Franci Penov about 14 years

@fa - I don't see any temporary values. For all I know, the compiler I've been given targets a CPU that has special instruction that does XOR on 1002 values at once. :-)
Franci Penov about 14 years

@Pavel - also, you and I look at the problem in different ways - for I am not searching for duplicate number, I am searching for a duplicate pattern in sets of flags. when you state the problem in this way, using addition now becomes the "dirty trick" :-)
P Shved about 14 years

@Franci: Wow, the stuff about flags makes sense. Perhaps, you might want to edit it into your answer. Then I can change the vote :-)
jfs about 14 years

I've posted Python one-liner based on your answer stackoverflow.com/questions/2605766/…
Matthieu M. about 14 years

+1, well done: even though it's not a code golf, using python's built-in loops is faster :)
jfs almost 14 years

sum-based algorithm requires O(log(n)) additional storage to hold the sum that is worse than O(1) for xor-based solution.
Greg A. Woods over 11 years

Simple sums will actually work work. Integer overflow is not a problem, provided the variable tallying the sum is unsigned.
Prabhjot about 10 years

Frankly, I'm not getting these XOR based solutions. Basically, we're trying to match the "index" with the value of the element. In case of match, the result will be zero and for repeated value, the xor result will be non zero. For a simple array --> {1,2,2} we will xor 1(element value)^1(index)^0 (previous xor result) --> 0; 2^2^0 --> 0; 3^2^0 --> 1. Here 1 is the final result value as per XOR solutions. I don't see how this is valid answer unless I'm missing something very obvious.
Raman Singh almost 10 years

@codaddict I think the loop should start with i initialized to 1.
legends2k over 9 years

@codaddict +1 for the clear illustration and mentioning about the overflow (also for being non-destructive). The same will work, with a few changes, even if the integers have an offset, say { 1043, 1042, 1044, 1042 } by XOR-ing with { 0, 1042, 1043, 1044 }.
Paul Hankin about 9 years

@J.F.Sebastian why does addition need more storage than xor? In both cases you need an accumulator with O(log(n)) bits.
jfs about 9 years

@Anonymous: you are right: the sum requires only twice as much bits as xor and constant factors do not matter for Big O. I don't remember what I meant: a very generous interpretation could be: one number (for the result) you have for free and using xor it is all you need but with the sum you need one more additional number (the sum is square) ~log n bits.
Paul Hankin about 9 years

@J.F.Sebastian in both cases you need an accumulator with just enough bits to contain the result.
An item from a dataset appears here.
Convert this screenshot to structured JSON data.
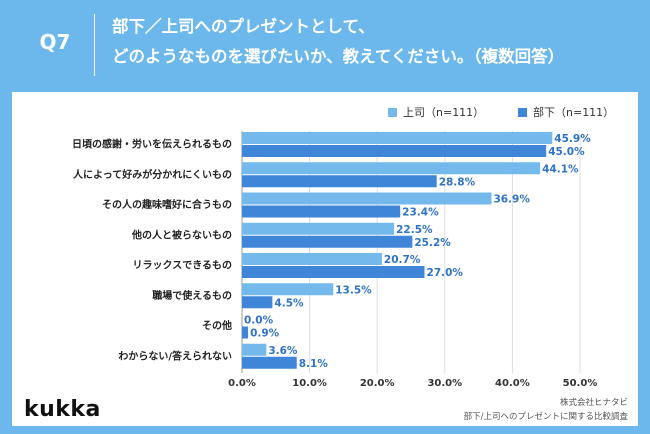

With addition you can just throw away the overflow bits (and perform subtraction with two's complement addition).
jfs about 9 years

@Anonymous: it is interesting. Though "sum with specific overflow behavior" is sufficiently different from just "sum" (there is no language tag on the question: overflow behaviour is unknown -- I would assume either infinite precision integers (such as in Python) or just "twice as wide" fixed integer for the sum). Could you post it as an answer with more details how the overflow works in this case?